Some of the biggest social revolutions in the last decade have spawned from technology that helps to bring people together… particularly as singles look for a partner. But what do you do when the vanity infused into the swipe right movement sneaks into your brand?
Just like people who fall into the trap of chasing the shiny thing as opposed to the right thing, many brands are also too focused on feeding their ego in an attempt to be “cool” by association. What do I mean?
Too many brands have an unhealthy fixation with youth.
You would never advice putting blinkers on unless you have first done your market analysis and know where you need to drill down to acutely focus. It drives the wrong kind of behavior, limiting the potential of organizations to thrive. Focus and fixation are very different things.
It’s possibly perpetuated by a misunderstanding of what makes a great brand. When you look at the biggest brands in the world today, depending on your source, you will almost always see Amazon, Apple, Google & Facebook at the top. This tends to skew perception. While at first glance they are all technology driven brands oriented around digital natives. They are actually organizations that have built an offering around understanding people. They didn’t work backward from a demographic, but resolving human needs.
McCrindle research shows “Baby Boomers are a quarter of the population but own more than half of Australia’s national wealth. They are the beneficiaries of a near 50-year economic miracle, and they are unlikely to ease out of this accumulating any time soon.” They have loads of wants and needs – some yet to be defined. And it begs the question, why do brands act as if their dollars are of unequal worth? Because they do. Advertising luminary Bob Hoffman has been quoted saying brands “waste hundreds of millions of dollars pandering to people who don’t and won’t buy their products”. For me it really comes down to one thing. Ego.
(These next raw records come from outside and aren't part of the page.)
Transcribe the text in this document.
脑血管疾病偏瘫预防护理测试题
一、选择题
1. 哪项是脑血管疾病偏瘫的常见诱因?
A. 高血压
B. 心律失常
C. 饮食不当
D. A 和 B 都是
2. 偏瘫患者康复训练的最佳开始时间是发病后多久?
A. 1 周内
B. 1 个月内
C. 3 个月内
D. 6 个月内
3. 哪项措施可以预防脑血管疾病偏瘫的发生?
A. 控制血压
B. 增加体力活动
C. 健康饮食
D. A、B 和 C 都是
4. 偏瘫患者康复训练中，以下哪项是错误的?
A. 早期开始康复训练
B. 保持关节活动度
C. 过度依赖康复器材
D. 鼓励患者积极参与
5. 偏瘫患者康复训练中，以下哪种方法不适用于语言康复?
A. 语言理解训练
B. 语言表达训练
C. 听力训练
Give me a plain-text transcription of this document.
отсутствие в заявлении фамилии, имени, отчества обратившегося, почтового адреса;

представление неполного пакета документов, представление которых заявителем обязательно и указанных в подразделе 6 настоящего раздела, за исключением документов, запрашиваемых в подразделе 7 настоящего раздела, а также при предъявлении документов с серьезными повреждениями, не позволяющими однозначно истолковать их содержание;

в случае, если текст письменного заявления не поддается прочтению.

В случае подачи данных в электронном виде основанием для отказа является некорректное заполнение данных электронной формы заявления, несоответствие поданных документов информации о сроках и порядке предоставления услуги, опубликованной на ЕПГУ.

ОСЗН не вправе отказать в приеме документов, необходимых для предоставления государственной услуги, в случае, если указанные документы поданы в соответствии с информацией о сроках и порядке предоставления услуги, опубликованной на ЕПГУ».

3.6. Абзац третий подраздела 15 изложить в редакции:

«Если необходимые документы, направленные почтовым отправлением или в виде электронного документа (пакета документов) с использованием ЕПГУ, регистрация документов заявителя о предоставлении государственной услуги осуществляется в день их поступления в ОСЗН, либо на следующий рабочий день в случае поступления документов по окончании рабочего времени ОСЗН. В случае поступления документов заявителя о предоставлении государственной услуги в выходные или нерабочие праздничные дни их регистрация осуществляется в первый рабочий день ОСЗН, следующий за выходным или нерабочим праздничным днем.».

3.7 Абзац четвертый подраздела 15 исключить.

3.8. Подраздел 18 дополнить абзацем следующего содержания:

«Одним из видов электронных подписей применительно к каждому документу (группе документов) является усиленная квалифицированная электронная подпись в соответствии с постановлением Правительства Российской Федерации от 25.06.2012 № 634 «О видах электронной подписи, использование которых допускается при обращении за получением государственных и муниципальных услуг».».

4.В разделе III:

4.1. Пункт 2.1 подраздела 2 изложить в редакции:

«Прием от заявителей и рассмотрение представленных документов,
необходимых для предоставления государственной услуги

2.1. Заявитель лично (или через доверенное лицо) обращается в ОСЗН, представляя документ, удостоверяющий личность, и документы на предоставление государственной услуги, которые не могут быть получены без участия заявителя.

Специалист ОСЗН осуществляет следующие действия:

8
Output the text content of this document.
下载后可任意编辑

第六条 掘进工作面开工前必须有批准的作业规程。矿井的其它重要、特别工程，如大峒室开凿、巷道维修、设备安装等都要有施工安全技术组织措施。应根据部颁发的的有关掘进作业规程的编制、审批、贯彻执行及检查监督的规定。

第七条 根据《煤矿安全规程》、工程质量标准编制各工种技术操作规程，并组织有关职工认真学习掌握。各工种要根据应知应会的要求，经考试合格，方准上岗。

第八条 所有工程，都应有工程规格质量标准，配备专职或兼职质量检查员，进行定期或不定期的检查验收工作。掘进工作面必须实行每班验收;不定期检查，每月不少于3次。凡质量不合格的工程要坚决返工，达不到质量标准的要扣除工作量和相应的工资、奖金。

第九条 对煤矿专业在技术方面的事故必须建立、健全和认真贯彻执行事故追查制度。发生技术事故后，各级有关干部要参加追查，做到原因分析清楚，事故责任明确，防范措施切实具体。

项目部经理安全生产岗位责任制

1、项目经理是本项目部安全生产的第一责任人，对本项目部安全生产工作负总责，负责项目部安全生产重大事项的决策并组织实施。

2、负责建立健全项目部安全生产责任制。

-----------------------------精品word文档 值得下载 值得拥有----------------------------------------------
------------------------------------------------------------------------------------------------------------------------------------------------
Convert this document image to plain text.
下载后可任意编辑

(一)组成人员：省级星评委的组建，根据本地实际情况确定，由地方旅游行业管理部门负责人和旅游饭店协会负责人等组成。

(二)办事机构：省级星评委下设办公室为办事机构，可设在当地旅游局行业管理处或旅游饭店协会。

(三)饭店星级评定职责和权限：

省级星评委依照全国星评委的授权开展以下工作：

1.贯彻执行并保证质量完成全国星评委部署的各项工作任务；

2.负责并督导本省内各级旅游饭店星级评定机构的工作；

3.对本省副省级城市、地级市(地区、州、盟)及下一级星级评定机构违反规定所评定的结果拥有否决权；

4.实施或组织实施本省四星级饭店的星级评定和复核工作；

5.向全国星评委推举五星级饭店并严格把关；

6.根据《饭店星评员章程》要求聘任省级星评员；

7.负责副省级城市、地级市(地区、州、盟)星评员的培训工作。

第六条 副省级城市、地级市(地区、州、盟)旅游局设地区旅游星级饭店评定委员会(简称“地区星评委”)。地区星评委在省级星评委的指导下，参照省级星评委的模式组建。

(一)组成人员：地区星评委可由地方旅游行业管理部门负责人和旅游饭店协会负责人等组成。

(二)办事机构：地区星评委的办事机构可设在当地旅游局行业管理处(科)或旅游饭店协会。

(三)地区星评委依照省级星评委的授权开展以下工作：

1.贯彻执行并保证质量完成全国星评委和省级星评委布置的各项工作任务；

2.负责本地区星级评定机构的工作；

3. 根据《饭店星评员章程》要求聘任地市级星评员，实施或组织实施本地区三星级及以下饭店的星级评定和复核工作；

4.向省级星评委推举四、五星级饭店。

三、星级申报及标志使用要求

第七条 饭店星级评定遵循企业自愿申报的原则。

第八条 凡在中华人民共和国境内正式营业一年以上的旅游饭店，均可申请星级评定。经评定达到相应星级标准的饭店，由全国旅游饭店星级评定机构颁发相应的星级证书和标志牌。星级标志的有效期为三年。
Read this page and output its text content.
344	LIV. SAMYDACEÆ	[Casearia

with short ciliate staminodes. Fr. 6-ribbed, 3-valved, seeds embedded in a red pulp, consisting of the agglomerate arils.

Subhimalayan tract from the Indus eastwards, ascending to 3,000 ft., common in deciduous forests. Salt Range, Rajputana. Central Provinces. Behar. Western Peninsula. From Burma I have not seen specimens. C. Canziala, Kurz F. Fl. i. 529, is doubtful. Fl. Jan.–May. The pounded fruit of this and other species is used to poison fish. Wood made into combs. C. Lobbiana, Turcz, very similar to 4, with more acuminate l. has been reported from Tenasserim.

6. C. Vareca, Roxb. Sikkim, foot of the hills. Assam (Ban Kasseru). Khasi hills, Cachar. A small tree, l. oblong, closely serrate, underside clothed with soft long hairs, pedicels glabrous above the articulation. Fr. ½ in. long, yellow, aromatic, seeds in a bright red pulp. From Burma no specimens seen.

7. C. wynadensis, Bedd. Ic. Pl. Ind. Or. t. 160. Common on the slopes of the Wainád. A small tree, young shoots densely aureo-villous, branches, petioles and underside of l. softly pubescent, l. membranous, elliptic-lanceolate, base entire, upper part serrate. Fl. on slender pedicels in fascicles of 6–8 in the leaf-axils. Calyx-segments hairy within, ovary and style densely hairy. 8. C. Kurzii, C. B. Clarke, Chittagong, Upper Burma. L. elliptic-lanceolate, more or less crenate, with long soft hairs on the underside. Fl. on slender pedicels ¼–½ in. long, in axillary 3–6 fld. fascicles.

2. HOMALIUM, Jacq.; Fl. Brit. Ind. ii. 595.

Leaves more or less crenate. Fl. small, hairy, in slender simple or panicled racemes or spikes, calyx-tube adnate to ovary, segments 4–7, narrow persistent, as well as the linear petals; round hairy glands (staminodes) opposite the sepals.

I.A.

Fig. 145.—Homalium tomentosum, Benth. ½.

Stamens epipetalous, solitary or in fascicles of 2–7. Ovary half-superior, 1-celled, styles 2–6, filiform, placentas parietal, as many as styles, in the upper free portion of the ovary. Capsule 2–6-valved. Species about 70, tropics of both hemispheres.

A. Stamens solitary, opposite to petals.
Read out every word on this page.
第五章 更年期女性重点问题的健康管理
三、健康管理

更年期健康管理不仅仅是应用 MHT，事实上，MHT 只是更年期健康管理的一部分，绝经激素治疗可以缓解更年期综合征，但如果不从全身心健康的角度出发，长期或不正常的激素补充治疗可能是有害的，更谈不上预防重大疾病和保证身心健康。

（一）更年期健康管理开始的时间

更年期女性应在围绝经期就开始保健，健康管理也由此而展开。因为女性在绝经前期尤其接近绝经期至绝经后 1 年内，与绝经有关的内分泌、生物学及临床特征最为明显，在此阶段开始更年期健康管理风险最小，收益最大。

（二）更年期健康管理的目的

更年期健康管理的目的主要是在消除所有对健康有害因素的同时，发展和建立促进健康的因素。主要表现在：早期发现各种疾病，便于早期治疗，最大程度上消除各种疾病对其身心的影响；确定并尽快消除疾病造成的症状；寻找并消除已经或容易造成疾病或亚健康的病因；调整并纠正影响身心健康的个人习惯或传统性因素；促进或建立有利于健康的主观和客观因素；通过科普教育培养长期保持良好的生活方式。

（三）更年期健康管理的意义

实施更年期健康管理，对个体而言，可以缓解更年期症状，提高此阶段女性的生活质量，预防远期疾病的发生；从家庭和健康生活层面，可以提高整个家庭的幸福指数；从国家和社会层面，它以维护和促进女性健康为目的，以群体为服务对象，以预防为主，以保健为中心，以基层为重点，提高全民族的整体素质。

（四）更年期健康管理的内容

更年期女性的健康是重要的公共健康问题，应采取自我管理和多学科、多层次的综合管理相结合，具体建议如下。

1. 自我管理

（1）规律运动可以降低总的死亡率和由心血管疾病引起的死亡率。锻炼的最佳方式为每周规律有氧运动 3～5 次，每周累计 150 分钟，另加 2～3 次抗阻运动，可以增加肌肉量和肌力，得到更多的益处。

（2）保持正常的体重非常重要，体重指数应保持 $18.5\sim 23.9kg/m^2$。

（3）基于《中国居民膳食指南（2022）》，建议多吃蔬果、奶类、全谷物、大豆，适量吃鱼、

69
So how do you know if your brand has an ego problem?
You are chasing someone who just isn’t good for you. It means you have lost your objectivity, or don’t have the right processes in place to assess things with balance. It’s highly likely this is you if your customers are unprofitable and you haven’t taken a position of loss leadership.
You are thinking with your mind, not the brand’s. People tend to stay younger in their minds than their bodies show. This is a big problem if you can’t detach yourself from your brand. It’s absolutely critical to remove yourself from the equation. Make sure you spend time with your customers – the ones you have, the ones you think you want and others you don’t really know and get a reality check.
You are being lead down the garden path by an agency that is chasing awards before rewards. It’s a common conundrum and it’s often compounded by the fact most agency people are young themselves. It’s an industry geared around ego, but as the brand custodian you need to be able to hold them accountable for their ideas. So make sure you have a good brief and you stick to it.
Success is what’s cool. Watching over your shoulder at what your “trendier” competitors are doing and trying to do it a little better is not a good brand strategy. Brand planning at its heart is about finding your space and owning it. And that’s the best definition for cool I think you can have. The market just doesn’t have to be as small as brands often make it.